The British national minimum wage was first introduced in 1999, almost a hundred years after the idea was first put forward by the Fabian society. It has had a profound impact on pay. Straight off the bat, it gave over one million workers an average pay rise of 10-15%. Since then, there has been an increased clamor to establish the so-called ‘living wage’, with the minimum wage considered insufficient to survive on. After almost twenty years of the Low Pay Commission setting minimum wage at a level based on the criteria of it not harming employment, the government has introduced a so-called ‘national living wage’. As of the 1 April 2016, all employers will have to pay employees aged 25 and over £7.20 per hour, 50p more than the £6.70 minimum wage rate that came in last October. The national living wage will then rise gradually to £9 an hour by 2020.
The immediate reaction to the announcement in July was mixed, to say the least. Many critics focused on the fact that it is not actually the living wage, which is set according to how much a household needs to make ends meet, and is still actually much more than the new rate at £9.40 an hour in London and £8.25 outside. Businesses and various bodies like the Federation of Small Businesses (FSB) have also been up in arms, claiming that the move will hit profit margins and neuter their ability to employ people, leading to less hiring and potential redundancies.
The debate around minimum wage has been raging since the 1990s, when people like Alan Walters – Margaret Thatcher’s economic guru – argued that that it would lower employment, writing that it was ‘utter nonsense’ to argue that jobs might not be lost. The business community’s reaction was similarly negative this time around, with warnings that it would bring the care sector to near collapse, and industries that operate under tight margins anyway, such as food and drink manufacturers, would simply not be able to pay. The credit rating agency Moody’s also warned that the net result could be higher prices for shoppers.
In a survey of 1,000 small enterprises by MarketInvoice, 27% said they believe the national living wage would have the biggest effect on their business of any event this year. Another survey from the FSB found that 38% of small employers expected it to have a negative impact, with wages at more than half of all employers expected to rise, forcing many of them to seek savings through improved productivity.
John Allan, chairman of the FSB, noted that: ‘The FSB has been supportive of gradual increases in the national minimum wage in recent years, to reflect the improvement in the economy and the fact that more of our members are raising wages. However, the introduction of a new, significantly higher rate (the national living wage) – 70p more than the existing adult rate – will pose big challenges for many small firms, particularly those in the hospitality, retail and social care sectors where low pay is common and margins tight.
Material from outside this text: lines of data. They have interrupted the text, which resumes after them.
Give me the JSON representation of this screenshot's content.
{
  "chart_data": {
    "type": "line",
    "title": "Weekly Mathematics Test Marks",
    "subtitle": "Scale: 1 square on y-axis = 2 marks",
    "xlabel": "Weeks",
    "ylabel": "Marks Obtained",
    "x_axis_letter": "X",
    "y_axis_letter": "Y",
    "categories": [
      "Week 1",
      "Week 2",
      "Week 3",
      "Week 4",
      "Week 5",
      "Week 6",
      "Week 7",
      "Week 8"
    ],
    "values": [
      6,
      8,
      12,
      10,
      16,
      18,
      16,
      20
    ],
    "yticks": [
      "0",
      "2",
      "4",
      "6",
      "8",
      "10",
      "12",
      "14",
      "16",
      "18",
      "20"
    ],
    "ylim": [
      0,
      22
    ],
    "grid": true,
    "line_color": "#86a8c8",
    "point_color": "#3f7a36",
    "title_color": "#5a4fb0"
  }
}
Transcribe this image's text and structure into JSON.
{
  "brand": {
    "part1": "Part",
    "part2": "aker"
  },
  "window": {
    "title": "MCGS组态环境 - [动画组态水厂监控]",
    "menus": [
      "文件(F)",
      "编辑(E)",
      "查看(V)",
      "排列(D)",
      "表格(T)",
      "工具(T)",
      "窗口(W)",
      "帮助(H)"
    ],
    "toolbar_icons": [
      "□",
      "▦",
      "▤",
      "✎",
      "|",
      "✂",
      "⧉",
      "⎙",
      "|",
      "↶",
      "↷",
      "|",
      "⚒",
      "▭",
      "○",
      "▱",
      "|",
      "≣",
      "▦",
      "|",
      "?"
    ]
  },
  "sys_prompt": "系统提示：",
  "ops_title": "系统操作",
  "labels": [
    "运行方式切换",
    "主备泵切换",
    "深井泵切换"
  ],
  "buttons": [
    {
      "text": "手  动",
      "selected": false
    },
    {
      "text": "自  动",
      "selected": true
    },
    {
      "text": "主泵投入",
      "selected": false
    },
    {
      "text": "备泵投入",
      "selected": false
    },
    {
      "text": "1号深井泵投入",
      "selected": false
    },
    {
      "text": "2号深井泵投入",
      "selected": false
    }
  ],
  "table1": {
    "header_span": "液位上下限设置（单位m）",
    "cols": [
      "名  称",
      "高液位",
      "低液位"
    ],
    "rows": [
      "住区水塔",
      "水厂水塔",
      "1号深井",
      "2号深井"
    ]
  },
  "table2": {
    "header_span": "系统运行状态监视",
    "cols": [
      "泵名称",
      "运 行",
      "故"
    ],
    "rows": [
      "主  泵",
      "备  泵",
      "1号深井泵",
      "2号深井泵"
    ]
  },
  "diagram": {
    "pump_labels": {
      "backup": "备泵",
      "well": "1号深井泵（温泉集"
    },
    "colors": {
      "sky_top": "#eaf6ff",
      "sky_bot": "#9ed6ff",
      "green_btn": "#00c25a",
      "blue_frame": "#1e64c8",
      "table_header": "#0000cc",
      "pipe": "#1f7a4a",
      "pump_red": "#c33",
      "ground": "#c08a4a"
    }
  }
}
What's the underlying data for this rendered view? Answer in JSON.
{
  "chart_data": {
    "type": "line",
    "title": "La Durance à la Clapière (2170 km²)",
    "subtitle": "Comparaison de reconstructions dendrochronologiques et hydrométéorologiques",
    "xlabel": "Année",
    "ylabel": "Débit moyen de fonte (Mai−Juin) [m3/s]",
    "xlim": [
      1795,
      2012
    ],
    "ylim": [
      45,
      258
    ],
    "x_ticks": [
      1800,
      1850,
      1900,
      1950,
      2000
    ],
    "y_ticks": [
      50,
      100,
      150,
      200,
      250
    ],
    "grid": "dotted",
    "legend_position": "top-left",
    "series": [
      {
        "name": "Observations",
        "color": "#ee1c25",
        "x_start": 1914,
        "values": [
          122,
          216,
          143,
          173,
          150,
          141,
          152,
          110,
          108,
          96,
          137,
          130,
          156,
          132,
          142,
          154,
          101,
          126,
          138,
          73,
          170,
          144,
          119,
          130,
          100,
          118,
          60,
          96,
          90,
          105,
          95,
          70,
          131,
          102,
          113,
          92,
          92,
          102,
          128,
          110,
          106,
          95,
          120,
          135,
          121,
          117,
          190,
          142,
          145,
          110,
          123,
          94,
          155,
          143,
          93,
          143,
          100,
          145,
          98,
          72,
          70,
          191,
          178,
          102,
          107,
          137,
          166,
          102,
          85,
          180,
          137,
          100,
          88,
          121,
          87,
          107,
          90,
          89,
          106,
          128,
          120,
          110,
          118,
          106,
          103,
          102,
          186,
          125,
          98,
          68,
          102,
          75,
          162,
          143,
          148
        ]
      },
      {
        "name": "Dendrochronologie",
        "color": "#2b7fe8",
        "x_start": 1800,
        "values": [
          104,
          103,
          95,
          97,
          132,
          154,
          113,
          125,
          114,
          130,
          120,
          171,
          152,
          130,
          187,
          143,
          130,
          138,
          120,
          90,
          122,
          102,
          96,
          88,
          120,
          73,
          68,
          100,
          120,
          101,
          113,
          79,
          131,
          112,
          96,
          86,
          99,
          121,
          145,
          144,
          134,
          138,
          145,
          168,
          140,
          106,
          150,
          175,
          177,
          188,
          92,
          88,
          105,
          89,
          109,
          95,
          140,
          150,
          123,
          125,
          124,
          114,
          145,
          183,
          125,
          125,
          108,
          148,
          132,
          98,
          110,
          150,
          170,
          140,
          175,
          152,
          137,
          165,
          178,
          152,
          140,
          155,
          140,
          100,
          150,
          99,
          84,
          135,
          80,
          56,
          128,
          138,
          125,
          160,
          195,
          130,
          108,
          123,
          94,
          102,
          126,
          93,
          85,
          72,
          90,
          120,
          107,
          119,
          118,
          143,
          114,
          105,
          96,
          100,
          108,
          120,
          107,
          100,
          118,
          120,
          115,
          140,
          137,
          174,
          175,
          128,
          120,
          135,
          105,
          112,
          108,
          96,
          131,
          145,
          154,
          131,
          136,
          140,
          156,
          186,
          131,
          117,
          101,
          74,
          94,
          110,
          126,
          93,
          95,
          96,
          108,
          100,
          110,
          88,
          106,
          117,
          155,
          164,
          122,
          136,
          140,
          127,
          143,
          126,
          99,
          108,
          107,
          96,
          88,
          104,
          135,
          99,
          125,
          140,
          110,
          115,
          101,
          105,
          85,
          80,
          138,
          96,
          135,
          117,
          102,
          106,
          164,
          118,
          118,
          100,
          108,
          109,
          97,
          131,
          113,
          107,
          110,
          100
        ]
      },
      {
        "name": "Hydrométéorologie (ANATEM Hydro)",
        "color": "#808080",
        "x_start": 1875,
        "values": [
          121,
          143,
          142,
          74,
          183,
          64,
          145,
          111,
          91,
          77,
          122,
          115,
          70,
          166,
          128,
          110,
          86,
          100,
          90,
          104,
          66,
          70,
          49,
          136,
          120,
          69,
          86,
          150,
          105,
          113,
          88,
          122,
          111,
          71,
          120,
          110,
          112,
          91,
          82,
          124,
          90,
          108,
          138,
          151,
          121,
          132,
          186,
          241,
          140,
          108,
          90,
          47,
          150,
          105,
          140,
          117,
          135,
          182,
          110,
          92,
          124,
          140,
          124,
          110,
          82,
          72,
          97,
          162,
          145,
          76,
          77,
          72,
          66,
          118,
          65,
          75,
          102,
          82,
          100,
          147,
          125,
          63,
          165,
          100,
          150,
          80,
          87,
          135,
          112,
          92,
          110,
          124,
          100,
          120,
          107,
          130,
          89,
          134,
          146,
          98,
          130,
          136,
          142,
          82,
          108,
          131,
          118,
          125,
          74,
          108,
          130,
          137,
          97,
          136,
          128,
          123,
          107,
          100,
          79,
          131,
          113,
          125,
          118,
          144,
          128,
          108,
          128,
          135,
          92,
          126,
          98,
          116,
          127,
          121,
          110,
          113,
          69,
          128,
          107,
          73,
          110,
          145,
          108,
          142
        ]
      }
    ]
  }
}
Companies in contract service sectors, that are already locked into long-term contracts, will also be negatively affected – given the short time in which to adapt.’
However, there is also a wealth of evidence suggesting that minimum wage comes at no cost to jobs, and actually has many benefits to businesses. Obviously, an increase in the wage bill will tighten margins, but the financial costs of Living Wage adoption can be offset by cost mitigation strategies, and should be considered alongside investment commitments designed to create value. It should also help deal with the UK’s productivity crisis, which has been a tremendous source of concern over the past several years.
There are a number of other potential benefits that businesses can realize from implementing the Living Wage, including financial savings such as a reduction in staff turnover, increased worker morale and loyalty, lower rates of absenteeism, better recruitment opportunities and reputational benefits.
A recent government survey supports this, with 88% saying it would make staff more productive, 86% of respondents saying the move would boost staff morale, and 82% saying customers were likely to return if the business paid the right rates. Historical evidence also suggests that fears in a rise of the minimum wage are unfounded. A famous 1990 study, by David Card and Alan Krueger, compared fast food employment in New Jersey and Pennsylvania after one state increased its minimum wage and the other didn’t. They didn’t find a significant effect on employment. Another paper in the British Journal of Industrial Relations examined 1,494 estimates of the employment effect of US minimum wage rises published in 64 different papers. They also found that there was virtually no employment effect from minimum wage rises. In total, the UK Low Pay Commission has now commissioned over 130 pieces of research from accomplished academic economists, which finds minimum wages boost workers’ pay, but doesn’t harm employment.
This seems to fly in the face of common sense and the economists’ competitive ideal. The costs of switching between firms and the variety of workers’ preferences mean that employers have considerable discretion in wage setting, and a carefully set minimum wage would not necessarily cost jobs - and may even boost employment as recruits are found for previously hard-to-fill vacancies.
Many businesses have already implemented the proper living wage anyway. For some small businesses, it will undoubtedly prove to be a challenge. There are strategies that can be put in place to mitigate against increases in the short term, such as hiring people under 25 and re-arranging shift patterns, but the value created by increased productivity and morale among current workers should not be underestimated in the long term, and businesses should also ensure that these are still realized.